Selektivität nimmt zu

Neben der Advance-/Decline-Linie ziehen wir zur Analyse der Marktbreite zusätzlich gerne den Value-Line Arithmetic-Index heran. Dabei handelt es sich um ein marktbreites US-Aktienbarometer. Die mehr als 1600 Index-Mitglieder werden gleichgewichtet, d.h. im Gegensatz zur sonst üblichen Gewichtung anhand der Marktkapitalisierung wird nach dem Motto „one stock, one vote“ verfahren. Anders als beim S&P 500 stammt hier der derzeit gültige Rekordstand (9841 Punkte) von Mitte Juni. Die jüngsten Allzeithochs der amerikanischen Standardwerte wurden also nicht mehr bestätigt, sodass eine weitere negative Divergenz vorliegt. Apropos „sich öffnende Schere“: Das Ausmaß der kreditfinanzierten Aktienkäufe in den USA ist zuletzt erstmals seit dem Coronatief vom März 2020 gefallen. Eine wesentliche Antriebsquelle der laufenden Hausse droht also zu versiegen. Zumindest bleibt auch von dieser Seite eine Bestätigung der neuen Allzeithochs aus.

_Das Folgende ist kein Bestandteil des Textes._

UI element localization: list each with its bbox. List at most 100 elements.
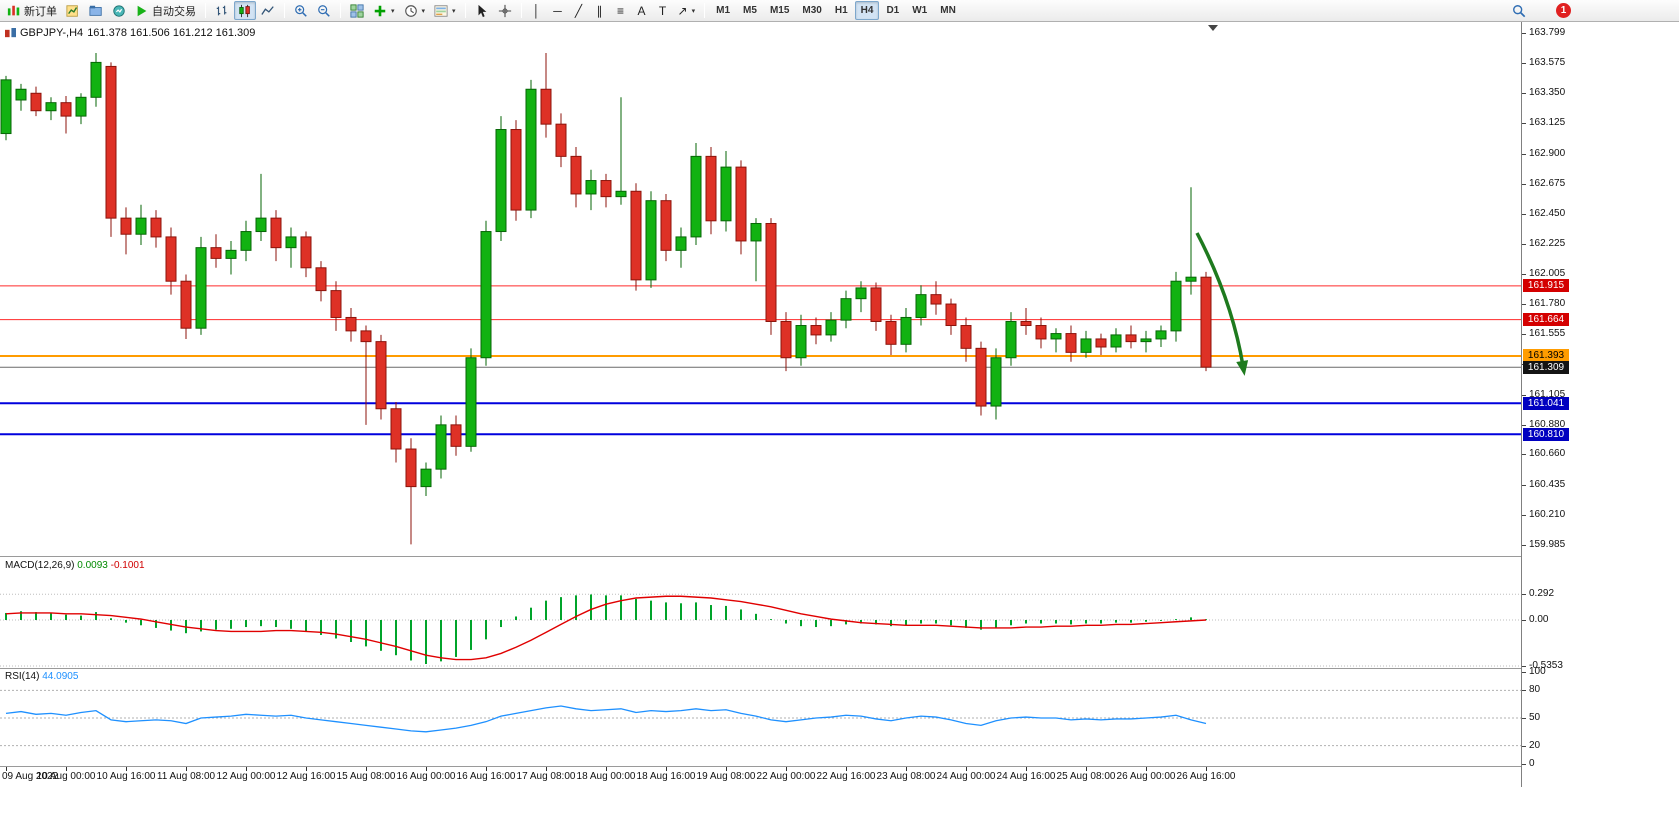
candle xyxy=(1035,317,1047,349)
new-chart-button[interactable] xyxy=(62,1,84,20)
candle xyxy=(720,150,732,232)
price-axis[interactable]: 163.799 163.575 163.350 163.125 162.900 162.6… xyxy=(1522,22,1679,787)
chart-shift-marker[interactable] xyxy=(1208,25,1218,31)
horizontal-line-tool[interactable]: ─ xyxy=(548,1,568,20)
timeframe-m15[interactable]: M15 xyxy=(764,1,795,20)
line-chart-icon xyxy=(261,5,274,15)
candle xyxy=(1125,325,1137,349)
axis-tick xyxy=(1522,594,1526,596)
text-tool[interactable]: A xyxy=(632,1,652,20)
zoom-in-button[interactable] xyxy=(290,1,312,20)
macd-canvas[interactable] xyxy=(0,556,1521,668)
candle xyxy=(615,97,627,205)
price-axis-border xyxy=(1521,22,1522,787)
rsi-canvas[interactable] xyxy=(0,668,1521,766)
timeframe-label: M15 xyxy=(769,5,790,16)
tile-windows-button[interactable] xyxy=(346,1,368,20)
new-chart-icon xyxy=(66,4,78,17)
one-click-trading-icon[interactable] xyxy=(5,27,16,39)
axis-tick xyxy=(1522,244,1526,246)
candle xyxy=(435,415,447,479)
search-button[interactable] xyxy=(1508,1,1530,20)
toolbar-right-group: 1 xyxy=(1508,1,1571,20)
equidistant-channel-tool[interactable]: ∥ xyxy=(590,1,610,20)
timeframe-mn[interactable]: MN xyxy=(934,1,962,20)
rsi-indicator-label: RSI(14) 44.0905 xyxy=(5,671,78,682)
rsi-axis-label: 0 xyxy=(1529,758,1535,769)
time-axis-label: 24 Aug 00:00 xyxy=(936,771,996,782)
time-axis-label: 18 Aug 00:00 xyxy=(576,771,636,782)
vertical-line-tool[interactable]: │ xyxy=(527,1,547,20)
candle xyxy=(285,227,297,268)
text-label-tool[interactable]: T xyxy=(653,1,673,20)
time-axis[interactable]: 09 Aug 2022 10 Aug 00:00 10 Aug 16:00 11 Au… xyxy=(0,767,1521,787)
fibonacci-tool[interactable]: ≡ xyxy=(611,1,631,20)
new-order-button[interactable]: 新订单 xyxy=(3,1,61,20)
new-order-icon xyxy=(7,5,20,15)
time-axis-tick xyxy=(546,767,547,771)
candle xyxy=(930,281,942,315)
timeframe-label: H4 xyxy=(860,5,874,16)
profiles-button[interactable] xyxy=(85,1,107,20)
rsi-axis-label: 100 xyxy=(1529,666,1546,677)
axis-tick xyxy=(1522,545,1526,546)
chart-symbol-period: GBPJPY-,H4 xyxy=(20,27,84,39)
cursor-button[interactable] xyxy=(471,1,493,20)
candle xyxy=(450,415,462,456)
candle xyxy=(135,204,147,245)
rsi-value: 44.0905 xyxy=(42,671,79,682)
macd-axis-label: 0.00 xyxy=(1529,614,1549,625)
main-chart-canvas[interactable] xyxy=(0,22,1521,556)
axis-tick xyxy=(1522,394,1526,396)
timeframe-w1[interactable]: W1 xyxy=(906,1,933,20)
candle xyxy=(30,86,42,117)
timeframe-m1[interactable]: M1 xyxy=(710,1,736,20)
time-axis-label: 26 Aug 16:00 xyxy=(1176,771,1236,782)
panel-separator[interactable] xyxy=(0,556,1679,557)
profiles-icon xyxy=(89,5,102,16)
notification-badge[interactable]: 1 xyxy=(1556,3,1571,18)
candle xyxy=(345,308,357,342)
time-axis-tick xyxy=(1086,767,1087,771)
price-badge: 161.915 xyxy=(1523,279,1569,293)
indicators-button[interactable]: ▾ xyxy=(369,1,399,20)
timeframe-h1[interactable]: H1 xyxy=(829,1,854,20)
time-axis-label: 19 Aug 08:00 xyxy=(696,771,756,782)
drawn-arrow-object[interactable] xyxy=(1195,232,1245,367)
auto-trading-button[interactable]: 自动交易 xyxy=(131,1,200,20)
templates-button[interactable]: ▾ xyxy=(430,1,460,20)
time-axis-label: 09 Aug 2022 xyxy=(2,771,59,782)
candle xyxy=(105,62,117,237)
bar-chart-button[interactable] xyxy=(211,1,233,20)
candle xyxy=(825,312,837,342)
arrows-tool[interactable]: ↗ ▾ xyxy=(674,1,700,20)
candle xyxy=(90,53,102,107)
timeframe-d1[interactable]: D1 xyxy=(880,1,905,20)
chevron-down-icon: ▾ xyxy=(421,7,426,15)
timeframe-h4[interactable]: H4 xyxy=(854,1,880,20)
price-badge: 161.664 xyxy=(1523,313,1569,327)
timeframe-m5[interactable]: M5 xyxy=(737,1,763,20)
zoom-out-button[interactable] xyxy=(313,1,335,20)
timeframe-label: W1 xyxy=(912,5,928,16)
rsi-axis-label: 50 xyxy=(1529,712,1541,723)
timeframe-m30[interactable]: M30 xyxy=(796,1,827,20)
time-axis-tick xyxy=(366,767,367,771)
price-axis-label: 163.350 xyxy=(1529,87,1566,99)
candle xyxy=(510,120,522,221)
macd-signal-value: -0.1001 xyxy=(110,560,145,571)
panel-separator[interactable] xyxy=(0,668,1679,669)
candle xyxy=(150,210,162,248)
trendline-tool[interactable]: ╱ xyxy=(569,1,589,20)
periods-button[interactable]: ▾ xyxy=(400,1,430,20)
axis-tick xyxy=(1522,514,1526,516)
market-watch-button[interactable] xyxy=(108,1,130,20)
candlestick-chart-button[interactable] xyxy=(234,1,256,20)
line-chart-button[interactable] xyxy=(257,1,279,20)
crosshair-button[interactable] xyxy=(494,1,516,20)
axis-tick xyxy=(1522,764,1526,765)
arrow-icon: ↗ xyxy=(677,3,688,18)
candle xyxy=(690,142,702,245)
candle xyxy=(660,193,672,262)
candle xyxy=(465,348,477,452)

Als zusätzliche Orientierungshilfe ziehen wir regelmäßig saisonale Kursverläufe bzw. zyklische Faktoren heran. Insbesondere bei der Erstellung unseres technischen Jahresausblicks spielen der Dekaden- und der US-Präsidentschaftszyklus eine große Rolle. Besonders zu schätzen wissen wir dabei Situationen, in denen die saisonalen Rahmenbedingungen der beiden bekanntesten Zyklen überhaupt Hand in Hand gehen. Im nahenden September ist genau dies der Fall, denn sowohl der Dekaden- als auch der US-Präsidentschaftszyklus mahnen derzeit zur Vorsicht. Während der typische Verlauf des Dow Jones in Nachwahljahren der USA eine klassische September-/Oktober-Delle nahelegt, bestehen beim Blick auf das Ablaufmuster des „1er-Jahres“ im September sogar deutliche Rückschlagsgefahren. Dabei ist die schwache Dow-Performance nicht (nur) durch Einzelereignisse wie beispielsweise die Anschläge vom 11. September 2001 zu erklären, sondern Investoren besitzen derzeit generell schlechte Karten. So konnte der Dow Jones im September in einem „1er-Jahr“ nur in 2 von 12 Fällen zulegen. Die Trefferquote beträgt lediglich 16,67%. Negative Chartmuster fallen in den nächsten Wochen deshalb auf fruchtbaren saisonalen Boden.

Signalgeber gesucht

Alle bisher angeführten Argumente deuten auf den „wunden Punkt“ des Marktes hin. Doch um daraus wirklich eine nennenswerte Korrektur abzuleiten, bedarf es eines charttechnischen Auslösers. Bisher fehlt ein negatives Preissignal. An dieser Stelle kommt die Trendlinie ins Spiel, welche die Hochs von 2010 bzw. 2011 sowie von 2013/14/15 beim S&P 500 verbindet (aktuell bei 4390 Punkten). Einen Rückfall in den eingezeichneten Trendkanal definieren wir als Wegbereiter einer Atempause und Auslöser für Gewinnmitnahmen. Charttechnisch wachsen die Bäume aber noch aus zwei weiteren Gründen nicht mehr in den Himmel: Zum einen hat das Aktienbarometer das Kursziel aus der „V-Umkehr“ von 2020 von knapp 4600 Punkten nahezu ausgeschöpft, zum anderen sind diverse Indikatoren mehr als heißgelaufen. So notiert der MACD auf absolutem Rekordniveau und der RSI ist in überkauftes Terrain vorgestoßen. Vor dem Hintergrund der abnehmenden Marktbreite sowie der saisonalen September-Herausforderungen sollten sich Anleger dem spätzyklischen Stadium der Hausse bewusst sein. Bei steigenden Risiken gewinnt ein aktives Money Management an Bedeutung.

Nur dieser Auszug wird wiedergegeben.